Well, we are off to Anaheim next week to the Dolphin's Cove Resort.  We booked this week a while back, before my wife lost her job!   We have some savings, but we definitely need to stick to a budget on this trip.  We've been socking away money (including the kids) since learning my wife would be unemployed. Looking for tips on where to get Disney tickets/packages. Probalby the only other place we'd want to go is Universal Studios. I saw some packages, but appears it also includes going to San Diego.
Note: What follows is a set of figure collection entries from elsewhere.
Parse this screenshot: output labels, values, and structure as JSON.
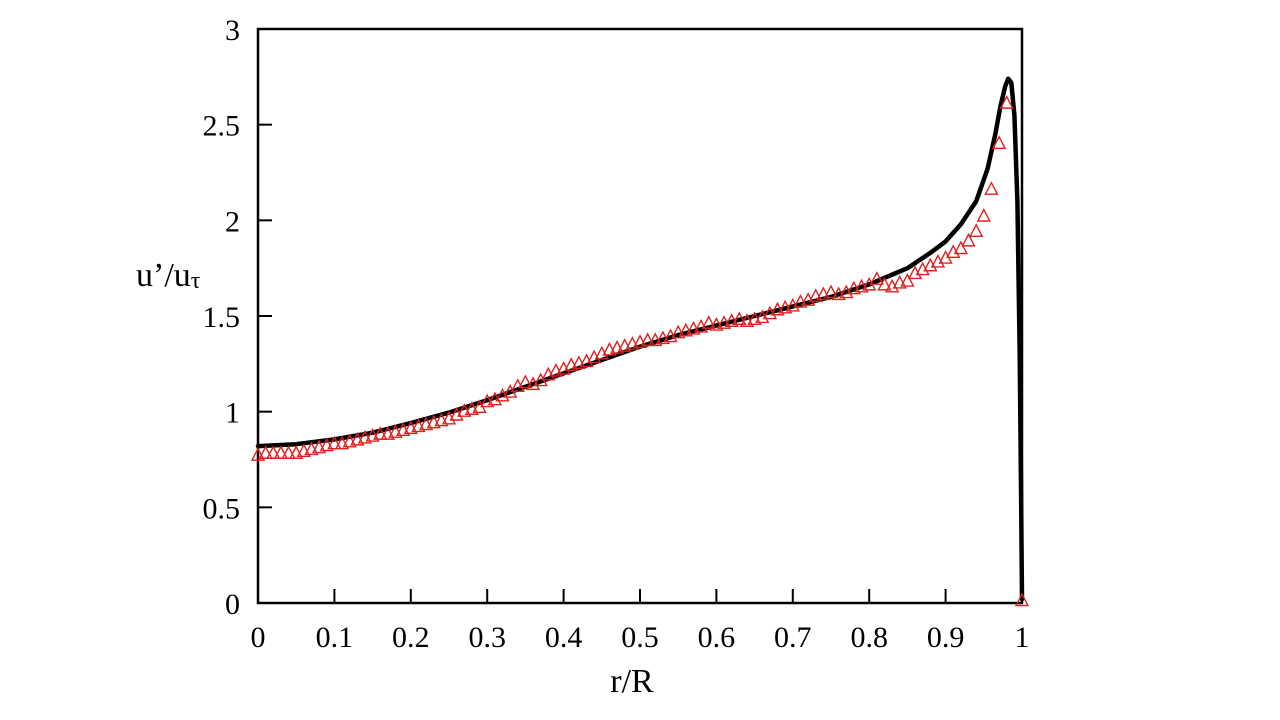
{
  "chart_data": {
    "type": "line",
    "title": "",
    "xlabel": "r/R",
    "ylabel_main": "u’/u",
    "ylabel_sub": "τ",
    "xlim": [
      0,
      1
    ],
    "ylim": [
      0,
      3
    ],
    "grid": false,
    "legend": "none",
    "x_ticks": [
      0,
      0.1,
      0.2,
      0.3,
      0.4,
      0.5,
      0.6,
      0.7,
      0.8,
      0.9,
      1
    ],
    "x_tick_labels": [
      "0",
      "0.1",
      "0.2",
      "0.3",
      "0.4",
      "0.5",
      "0.6",
      "0.7",
      "0.8",
      "0.9",
      "1"
    ],
    "y_ticks": [
      0,
      0.5,
      1,
      1.5,
      2,
      2.5,
      3
    ],
    "y_tick_labels": [
      "0",
      "0.5",
      "1",
      "1.5",
      "2",
      "2.5",
      "3"
    ],
    "series": [
      {
        "style": "line",
        "color": "#000000",
        "points": [
          [
            0.0,
            0.82
          ],
          [
            0.05,
            0.83
          ],
          [
            0.1,
            0.855
          ],
          [
            0.15,
            0.89
          ],
          [
            0.2,
            0.94
          ],
          [
            0.25,
            0.995
          ],
          [
            0.3,
            1.06
          ],
          [
            0.35,
            1.13
          ],
          [
            0.4,
            1.2
          ],
          [
            0.45,
            1.27
          ],
          [
            0.5,
            1.34
          ],
          [
            0.55,
            1.4
          ],
          [
            0.6,
            1.45
          ],
          [
            0.65,
            1.5
          ],
          [
            0.7,
            1.55
          ],
          [
            0.75,
            1.6
          ],
          [
            0.8,
            1.665
          ],
          [
            0.85,
            1.75
          ],
          [
            0.88,
            1.83
          ],
          [
            0.9,
            1.89
          ],
          [
            0.92,
            1.98
          ],
          [
            0.94,
            2.1
          ],
          [
            0.955,
            2.27
          ],
          [
            0.965,
            2.45
          ],
          [
            0.972,
            2.6
          ],
          [
            0.978,
            2.7
          ],
          [
            0.982,
            2.74
          ],
          [
            0.986,
            2.72
          ],
          [
            0.99,
            2.55
          ],
          [
            0.994,
            2.1
          ],
          [
            0.997,
            1.3
          ],
          [
            0.999,
            0.5
          ],
          [
            1.0,
            0.02
          ]
        ]
      },
      {
        "style": "marker-triangle",
        "color": "#e02020",
        "points": [
          [
            0.0,
            0.77
          ],
          [
            0.01,
            0.78
          ],
          [
            0.02,
            0.78
          ],
          [
            0.03,
            0.78
          ],
          [
            0.04,
            0.78
          ],
          [
            0.05,
            0.78
          ],
          [
            0.06,
            0.79
          ],
          [
            0.07,
            0.8
          ],
          [
            0.08,
            0.81
          ],
          [
            0.09,
            0.82
          ],
          [
            0.1,
            0.83
          ],
          [
            0.11,
            0.83
          ],
          [
            0.12,
            0.84
          ],
          [
            0.13,
            0.85
          ],
          [
            0.14,
            0.86
          ],
          [
            0.15,
            0.87
          ],
          [
            0.16,
            0.88
          ],
          [
            0.17,
            0.88
          ],
          [
            0.18,
            0.89
          ],
          [
            0.19,
            0.9
          ],
          [
            0.2,
            0.91
          ],
          [
            0.21,
            0.92
          ],
          [
            0.22,
            0.93
          ],
          [
            0.23,
            0.94
          ],
          [
            0.24,
            0.95
          ],
          [
            0.25,
            0.96
          ],
          [
            0.26,
            0.98
          ],
          [
            0.27,
            1.0
          ],
          [
            0.28,
            1.01
          ],
          [
            0.29,
            1.02
          ],
          [
            0.3,
            1.05
          ],
          [
            0.31,
            1.06
          ],
          [
            0.32,
            1.08
          ],
          [
            0.33,
            1.1
          ],
          [
            0.34,
            1.13
          ],
          [
            0.35,
            1.15
          ],
          [
            0.36,
            1.14
          ],
          [
            0.37,
            1.16
          ],
          [
            0.38,
            1.19
          ],
          [
            0.39,
            1.21
          ],
          [
            0.4,
            1.22
          ],
          [
            0.41,
            1.24
          ],
          [
            0.42,
            1.25
          ],
          [
            0.43,
            1.26
          ],
          [
            0.44,
            1.28
          ],
          [
            0.45,
            1.3
          ],
          [
            0.46,
            1.32
          ],
          [
            0.47,
            1.33
          ],
          [
            0.48,
            1.34
          ],
          [
            0.49,
            1.35
          ],
          [
            0.5,
            1.36
          ],
          [
            0.51,
            1.37
          ],
          [
            0.52,
            1.37
          ],
          [
            0.53,
            1.38
          ],
          [
            0.54,
            1.39
          ],
          [
            0.55,
            1.41
          ],
          [
            0.56,
            1.42
          ],
          [
            0.57,
            1.43
          ],
          [
            0.58,
            1.44
          ],
          [
            0.59,
            1.46
          ],
          [
            0.6,
            1.45
          ],
          [
            0.61,
            1.46
          ],
          [
            0.62,
            1.47
          ],
          [
            0.63,
            1.48
          ],
          [
            0.64,
            1.47
          ],
          [
            0.65,
            1.48
          ],
          [
            0.66,
            1.49
          ],
          [
            0.67,
            1.51
          ],
          [
            0.68,
            1.53
          ],
          [
            0.69,
            1.54
          ],
          [
            0.7,
            1.55
          ],
          [
            0.71,
            1.57
          ],
          [
            0.72,
            1.58
          ],
          [
            0.73,
            1.6
          ],
          [
            0.74,
            1.61
          ],
          [
            0.75,
            1.62
          ],
          [
            0.76,
            1.61
          ],
          [
            0.77,
            1.62
          ],
          [
            0.78,
            1.64
          ],
          [
            0.79,
            1.65
          ],
          [
            0.8,
            1.66
          ],
          [
            0.81,
            1.69
          ],
          [
            0.82,
            1.66
          ],
          [
            0.83,
            1.65
          ],
          [
            0.84,
            1.67
          ],
          [
            0.85,
            1.68
          ],
          [
            0.86,
            1.72
          ],
          [
            0.87,
            1.74
          ],
          [
            0.88,
            1.76
          ],
          [
            0.89,
            1.78
          ],
          [
            0.9,
            1.8
          ],
          [
            0.91,
            1.83
          ],
          [
            0.92,
            1.85
          ],
          [
            0.93,
            1.89
          ],
          [
            0.94,
            1.94
          ],
          [
            0.95,
            2.02
          ],
          [
            0.96,
            2.16
          ],
          [
            0.97,
            2.4
          ],
          [
            0.98,
            2.61
          ],
          [
            1.0,
            0.01
          ]
        ]
      }
    ]
  }
}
Any tips are greatly appreciated!


----------



## luvsvacation22 (Jun 23, 2011)

pastpob said:


> Well, we are off to Anaheim next week to the Dolphin's Cove Resort.  We booked this week a while back, before my wife lost her job!   We have some savings, but we definitely need to stick to a budget on this trip.  We've been socking away money (including the kids) since learning my wife would be unemployed. Looking for tips on where to get Disney tickets/packages. Probalby the only other place we'd want to go is Universal Studios. I saw some packages, but appears it also includes going to San Diego.
> 
> Any tips are greatly appreciated!



Tickets for Disneyland Resort 
http://www.mousesavers.com/dltickets.html#arespromo


----------



## pedro47 (Jun 23, 2011)

Suggestion have you check your local Costco for discount Universal Studio for discount tickets?


----------



## Carlsbadguy (Jun 23, 2011)

Burger Kings have $15 off Universal Tickets


----------



## winger (Jun 29, 2011)

In the past I have found the Southern California Pass to be a good deal (http://www.citypass.com/southern-california).  Yes, it does include a San Diego trip but assuming you can find cheap accommodations, this package is a pretty good value.  For example, we just got friends a 4-day hopper to Disneyland through mousesavers and it costed $214. The link I sent above has a package at $276.  Costco normally sells these tickets, also (maybe a lower prices?).  Worth a look.

Sorry to hear about your wife.


----------



## puppymommo (Jun 29, 2011)

*Military discount*

You are not by any chance retired US military?  DL and WDW currently have a special for active and retired military.  A 3 day park hopper is only $99.  DD and I are going to take advantage of this next month.  Anyone interested can find info on the Disney websites.

Sorry to hear about your wife's job.


----------



## Bee (Jul 1, 2011)

A few years ago I purchased Disneyland tickets from www.getawaytoday.com They were cheaper than purchasing at the ticket booth in Disneyland. They also sell packages and tickets to other tourist spots, such as Universal Studios.


----------



## jlp879 (Jul 2, 2011)

We've found good deals at Costco and the local grocery stores.  There is a Costco a couple of miles away in Garden Grove and they usually have tickets there.

Online tickets from Disney offer more of a savings than the gate prices, plus you save time by not standing in line.


----------